Creditors may develop their own criteria to judge potential customers as good credit risks. Items that a creditor may legally ask you about include:
- Your income, savings, and investments.
- Your occupation and how long you’ve been with your present employer.
- How long you have lived at your present address.
- Whether you own or rent your home.
Consumer Leasing Act
The Consumer Leasing Act requires the disclosure of important lease terms and costs so that you can compare one lease with another or compare the cost of buying with cash to buying on credit. This federal law applies to personal property leased by a consumer for more than four months. It covers cars, furniture, appliances, and other personal property.
The Consumer Leasing Act does not cover:
- Daily or month-to-month car rentals.
- Leases for apartments or houses.
- Property leased to companies for business use.

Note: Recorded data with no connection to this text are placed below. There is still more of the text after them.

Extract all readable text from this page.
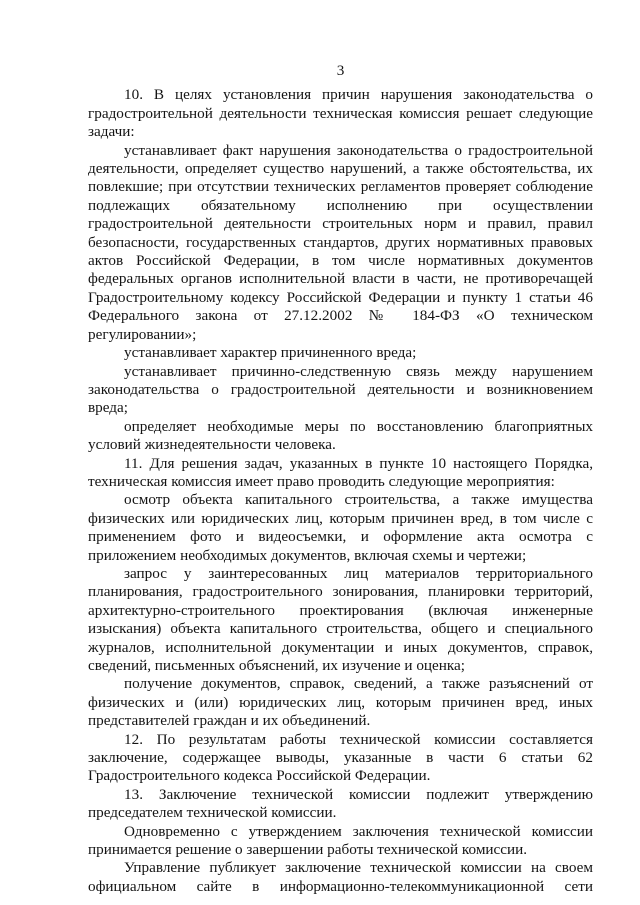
3

10. В целях установления причин нарушения законодательства о градостроительной деятельности техническая комиссия решает следующие задачи:

устанавливает факт нарушения законодательства о градостроительной деятельности, определяет существо нарушений, а также обстоятельства, их повлекшие; при отсутствии технических регламентов проверяет соблюдение подлежащих обязательному исполнению при осуществлении градостроительной деятельности строительных норм и правил, правил безопасности, государственных стандартов, других нормативных правовых актов Российской Федерации, в том числе нормативных документов федеральных органов исполнительной власти в части, не противоречащей Градостроительному кодексу Российской Федерации и пункту 1 статьи 46 Федерального закона от 27.12.2002 № 184-ФЗ «О техническом регулировании»;

устанавливает характер причиненного вреда;

устанавливает причинно-следственную связь между нарушением законодательства о градостроительной деятельности и возникновением вреда;

определяет необходимые меры по восстановлению благоприятных условий жизнедеятельности человека.

11. Для решения задач, указанных в пункте 10 настоящего Порядка, техническая комиссия имеет право проводить следующие мероприятия:

осмотр объекта капитального строительства, а также имущества физических или юридических лиц, которым причинен вред, в том числе с применением фото и видеосъемки, и оформление акта осмотра с приложением необходимых документов, включая схемы и чертежи;

запрос у заинтересованных лиц материалов территориального планирования, градостроительного зонирования, планировки территорий, архитектурно-строительного проектирования (включая инженерные изыскания) объекта капитального строительства, общего и специального журналов, исполнительной документации и иных документов, справок, сведений, письменных объяснений, их изучение и оценка;

получение документов, справок, сведений, а также разъяснений от физических и (или) юридических лиц, которым причинен вред, иных представителей граждан и их объединений.

12. По результатам работы технической комиссии составляется заключение, содержащее выводы, указанные в части 6 статьи 62 Градостроительного кодекса Российской Федерации.

13. Заключение технической комиссии подлежит утверждению председателем технической комиссии.

Одновременно с утверждением заключения технической комиссии принимается решение о завершении работы технической комиссии.

Управление публикует заключение технической комиссии на своем официальном сайте в информационно-телекоммуникационной сети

The law requires a written contract with the following costs and terms stated:
- Total price of the item.
- Amount of any down payment, such as a security deposit.
- Total number of payments.
- Amount of payments.
- Due date for payments.
- Amount of license, registration, taxes, maintenance, or other fees.
- Cost of late payment or default penalties.
- Type of insurance required.
- Type of warranty.
- Person or department responsible for maintenance and service.
- Procedure and penalty to cancel contract.
- Purchase option cost.
- Wear and tear standards.
Fair Debt Collection Practices Act
This law was established to ensure that consumers are treated fairly by debt collectors. All kinds of personal and household debts are covered in the law, including automobile loans, medical expenses, credit card debts, and more. However, the law does not apply to businesses collecting their own debts. The Act provides the following protections:
- It prohibits debt collectors from using abusive, deceptive, and unfair
practices such as:
- Using abusive language or making threats.
- Using the telephone to annoy you.
- Contacting you at inconvenient times or places.
- Misrepresenting themselves to you.
- Threatening a lawsuit or other action that the creditor does not intend to take.
- Collecting more from you than you owe.
- It establishes the procedure for debt collection:
- First, within five days after the debt collector’s initial contact with you, the debt collector must send you a statement of the amount you owe the creditor, and what action you can take if you dispute owing the money.
- Second, if you send a letter within 30 days disputing that you owe the money, then the debt collector cannot make further collection efforts until it sends you proof of the debt.
- Third, the debt collector cannot collect for any debt that cannot be verified.
- It limits debt collector contact with third parties (except to locate you).
- It requires that if you owe several debts, the money you provide must be applied as you wish.